L'accent chantant des Pyrénées, le terrain de jeu de son enfance, Michel Lanne a fait du chemin depuis ses premiers pas vers les hauteurs. De massif en massif, de montagne en montagne, il a fait ses gammes en changeant de souliers entre les sommets, tantôt baskets aux pieds, tantôt en crampons, en chaussures de ski ou en chaussons d'escalade. Aujourd’hui, guide de haute montagne, membre du PGHM (peloton de gendarmerie de haute montagne) et traileur, Michel Lanne est avant tout un bon vivant. Il apprécie autant le goût de l'effort que celui d'une bonne bière ou d'un burger XXL !

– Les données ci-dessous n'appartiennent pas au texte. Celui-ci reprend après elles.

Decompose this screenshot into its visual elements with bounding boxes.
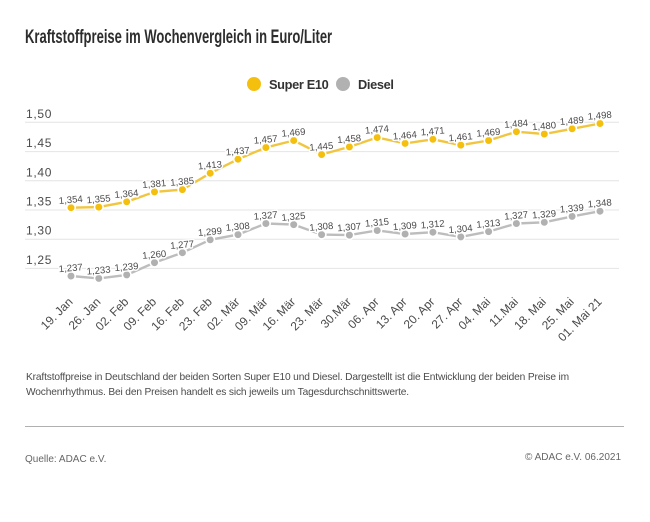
svg-text:1,35: 1,35 (26, 195, 52, 209)
svg-text:1,339: 1,339 (559, 203, 584, 216)
svg-text:1,355: 1,355 (86, 193, 111, 206)
svg-text:1,327: 1,327 (504, 210, 529, 223)
svg-text:1,413: 1,413 (198, 159, 223, 172)
svg-text:1,471: 1,471 (420, 125, 445, 138)
svg-text:1,327: 1,327 (253, 210, 278, 223)
svg-text:1,307: 1,307 (337, 221, 362, 234)
svg-text:1,239: 1,239 (114, 261, 139, 274)
svg-text:1,40: 1,40 (26, 165, 52, 179)
svg-text:1,437: 1,437 (225, 145, 250, 158)
svg-text:1,30: 1,30 (26, 224, 52, 238)
svg-text:1,381: 1,381 (142, 178, 167, 191)
svg-text:1,325: 1,325 (281, 211, 306, 224)
svg-text:1,461: 1,461 (448, 131, 473, 144)
svg-text:1,299: 1,299 (198, 226, 223, 239)
svg-text:1,445: 1,445 (309, 141, 334, 154)
svg-text:1,364: 1,364 (114, 188, 140, 201)
svg-text:1,45: 1,45 (26, 136, 52, 150)
svg-text:1,315: 1,315 (365, 217, 390, 230)
svg-text:1,50: 1,50 (26, 107, 52, 121)
svg-text:1,458: 1,458 (337, 133, 362, 146)
svg-text:1,348: 1,348 (587, 197, 612, 210)
svg-text:1,484: 1,484 (504, 118, 530, 131)
svg-text:1,498: 1,498 (587, 110, 612, 123)
svg-text:1,237: 1,237 (58, 262, 83, 275)
svg-text:1,385: 1,385 (170, 176, 195, 189)
svg-text:1,464: 1,464 (392, 130, 418, 143)
svg-text:1,469: 1,469 (476, 127, 501, 140)
svg-text:1,489: 1,489 (559, 115, 584, 128)
svg-text:1,313: 1,313 (476, 218, 501, 231)
svg-text:1,25: 1,25 (26, 253, 52, 267)
svg-text:1,457: 1,457 (253, 134, 278, 147)
svg-text:1,304: 1,304 (448, 223, 474, 236)
svg-text:1,480: 1,480 (532, 120, 557, 133)
svg-text:1,469: 1,469 (281, 127, 306, 140)
svg-text:1,233: 1,233 (86, 265, 111, 278)
svg-text:1,312: 1,312 (420, 218, 445, 231)
svg-text:1,474: 1,474 (365, 124, 391, 137)
svg-text:1,309: 1,309 (392, 220, 417, 233)
svg-text:1,354: 1,354 (58, 194, 84, 207)
svg-text:1,308: 1,308 (309, 221, 334, 234)
svg-text:1,277: 1,277 (170, 239, 195, 252)
svg-text:1,329: 1,329 (532, 208, 557, 221)
svg-text:1,260: 1,260 (142, 249, 167, 262)
svg-text:1,308: 1,308 (225, 221, 250, 234)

Dans l'élite du trail ces dix dernières années, il a donné une nouvelle image à cette pratique où l'objectif de performance peut parfois faire oublier le plaisir simple de courir en montagne. Pourtant, des performances, il en cumule quelques unes ! Vainqueur du Marathon du Mont-Banc en 2013,
de la CCC en 2016, de la TDS en 2017 et de la Maxi Race en 2019, Michel Lanne fait incontestablement partie de l'histoire du trail de cette dernière décennie ! Jeune retraité du circuit international, si on ne le voit plus sur les lignes de départ, Michel semble n'avoir jamais été autant actif ! Rien ne s'arrête puisque l'objectif reste le même : le plaisir dans le dépassement. À traileur épicurien, interview épicurienne...

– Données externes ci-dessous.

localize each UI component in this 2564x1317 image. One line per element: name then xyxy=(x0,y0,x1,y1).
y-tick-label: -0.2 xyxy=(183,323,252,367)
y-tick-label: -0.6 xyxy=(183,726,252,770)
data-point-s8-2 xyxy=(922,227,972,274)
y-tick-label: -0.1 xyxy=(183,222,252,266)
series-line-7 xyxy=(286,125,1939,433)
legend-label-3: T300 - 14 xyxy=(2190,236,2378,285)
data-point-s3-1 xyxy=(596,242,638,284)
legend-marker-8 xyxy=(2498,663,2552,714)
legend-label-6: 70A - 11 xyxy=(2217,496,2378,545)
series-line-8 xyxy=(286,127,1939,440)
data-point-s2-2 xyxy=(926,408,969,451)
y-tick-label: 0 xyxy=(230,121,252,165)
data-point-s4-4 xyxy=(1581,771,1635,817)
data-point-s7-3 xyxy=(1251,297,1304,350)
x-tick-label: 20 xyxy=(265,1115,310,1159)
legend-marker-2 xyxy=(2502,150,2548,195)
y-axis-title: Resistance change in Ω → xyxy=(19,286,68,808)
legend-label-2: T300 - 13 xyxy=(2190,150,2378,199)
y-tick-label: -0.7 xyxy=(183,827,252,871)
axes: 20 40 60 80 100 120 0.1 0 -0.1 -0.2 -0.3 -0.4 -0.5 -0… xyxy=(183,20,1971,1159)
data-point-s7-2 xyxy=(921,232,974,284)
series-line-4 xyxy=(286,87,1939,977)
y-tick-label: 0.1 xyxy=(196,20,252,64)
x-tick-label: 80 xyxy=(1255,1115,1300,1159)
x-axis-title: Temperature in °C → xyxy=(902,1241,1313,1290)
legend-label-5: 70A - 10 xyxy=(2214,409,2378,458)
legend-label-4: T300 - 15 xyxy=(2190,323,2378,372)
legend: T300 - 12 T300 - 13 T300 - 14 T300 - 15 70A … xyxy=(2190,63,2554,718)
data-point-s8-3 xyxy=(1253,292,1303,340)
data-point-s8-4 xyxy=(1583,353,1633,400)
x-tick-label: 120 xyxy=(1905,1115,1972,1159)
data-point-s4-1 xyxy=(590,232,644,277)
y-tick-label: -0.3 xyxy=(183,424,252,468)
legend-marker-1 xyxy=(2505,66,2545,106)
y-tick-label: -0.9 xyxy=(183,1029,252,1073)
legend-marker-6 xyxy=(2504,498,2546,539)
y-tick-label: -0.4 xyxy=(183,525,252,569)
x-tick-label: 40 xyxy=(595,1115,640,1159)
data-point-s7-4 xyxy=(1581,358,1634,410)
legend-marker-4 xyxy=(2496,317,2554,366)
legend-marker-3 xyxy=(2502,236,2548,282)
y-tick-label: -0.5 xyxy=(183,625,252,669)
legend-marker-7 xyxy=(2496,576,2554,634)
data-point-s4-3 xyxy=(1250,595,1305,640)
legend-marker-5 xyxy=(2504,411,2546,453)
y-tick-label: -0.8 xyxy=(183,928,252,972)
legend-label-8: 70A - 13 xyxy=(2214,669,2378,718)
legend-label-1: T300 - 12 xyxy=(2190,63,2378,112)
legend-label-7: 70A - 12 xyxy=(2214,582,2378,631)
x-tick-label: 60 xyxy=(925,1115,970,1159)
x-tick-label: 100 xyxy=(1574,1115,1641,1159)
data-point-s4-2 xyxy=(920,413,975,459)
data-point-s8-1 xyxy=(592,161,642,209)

Qu'est ce qui différencie la course pour soi et la course en compétition ?
En vérité, il n'y pas tellement de différences… J'ai couru pour moi ces deux dernières années, je ne me suis aligné sur aucun départ et je réalise qu'il n'y a pas tellement de changement. Je me rends surtout compte que ce qui me donne envie d'aller courir et ce qui me donne envie de me dépasser et de chercher des challenges, c'est la passion et l'envie d'aller faire ça !

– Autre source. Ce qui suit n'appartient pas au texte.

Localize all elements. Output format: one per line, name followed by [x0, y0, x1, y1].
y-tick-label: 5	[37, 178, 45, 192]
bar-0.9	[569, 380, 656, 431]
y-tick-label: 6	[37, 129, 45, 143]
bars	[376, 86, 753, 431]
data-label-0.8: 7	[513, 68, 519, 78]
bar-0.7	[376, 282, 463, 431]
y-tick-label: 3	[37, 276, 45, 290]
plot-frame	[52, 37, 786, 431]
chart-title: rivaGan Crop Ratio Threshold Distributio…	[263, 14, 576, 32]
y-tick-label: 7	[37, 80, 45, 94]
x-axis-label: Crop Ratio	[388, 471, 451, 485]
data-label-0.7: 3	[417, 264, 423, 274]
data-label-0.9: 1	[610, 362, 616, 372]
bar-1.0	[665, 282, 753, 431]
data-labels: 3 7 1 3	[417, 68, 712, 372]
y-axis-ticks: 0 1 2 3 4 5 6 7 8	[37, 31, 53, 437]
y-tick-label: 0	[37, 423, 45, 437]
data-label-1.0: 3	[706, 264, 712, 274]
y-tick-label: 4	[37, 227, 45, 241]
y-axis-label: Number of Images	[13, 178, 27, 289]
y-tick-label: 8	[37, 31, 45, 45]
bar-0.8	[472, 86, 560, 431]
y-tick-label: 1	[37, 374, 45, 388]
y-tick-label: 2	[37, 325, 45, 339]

Pendant dix ans, j'avais l'impression que la course en compétition était un peu la finalité de tout mon entraînement. Et oui, ça l'est d'une façon ou d'une autre, tout dépend ce que tu recherches. Quand tu recherches le résultat ou d'être maintenu dans un team, l’aboutissement chiffré, c'est à dire, est ce que tu es numéro 1 ? Est ce que tu n'es pas numéro 1 ? Est ce que tu es un peu meilleur que les autres ? Alors oui, c'est sûr que la compétition est un aboutissement. Mais maintenant, je me donne pourtant les mêmes objectifs. Quand je vais courir, j'essaie de définir des objectifs : des traversées de massifs, des enchaînements… Comme sur le circuit ! Ce qui me maintient là dedans, c'est toujours l'envie de dépassement de soi, pour moi-même, pas envers les autres. Ça a toujours été le cas. Quand je faisais de la compétition, c'était aussi pour moi-même. Je me demandais si j'étais capable de faire cette course, de faire tel chrono ou si j'étais capable d'être meilleur que les autres. Mais finalement, c'était toujours un challenge avec moi, je ne courais pas contre les autres. Aujourd'hui, je n'ai plus de dossard et je ne suis plus autant regardé qu'avant mais finalement ce qui me motive, ce n'est pas cela. Je suis motivée par cette passion et cette envie de dépasser un peu ce qui est réalisable… Je m'en aperçois quand je rentre d'une sortie ou je suis allé vraiment chercher loin. Quand je suis autant exténué qu'après une course, là, je me dis que je suis aussi satisfait qu'il y a deux ans quand je finissais dans ce même état après une course. Donc, qu'est-ce qui différencie la course en compétition et la course pour soi ? En réalité, rien du tout! C'est un état d'esprit et un challenge personnel. La compétition était aussi un challenge personnel mais entouré d'autres personnes.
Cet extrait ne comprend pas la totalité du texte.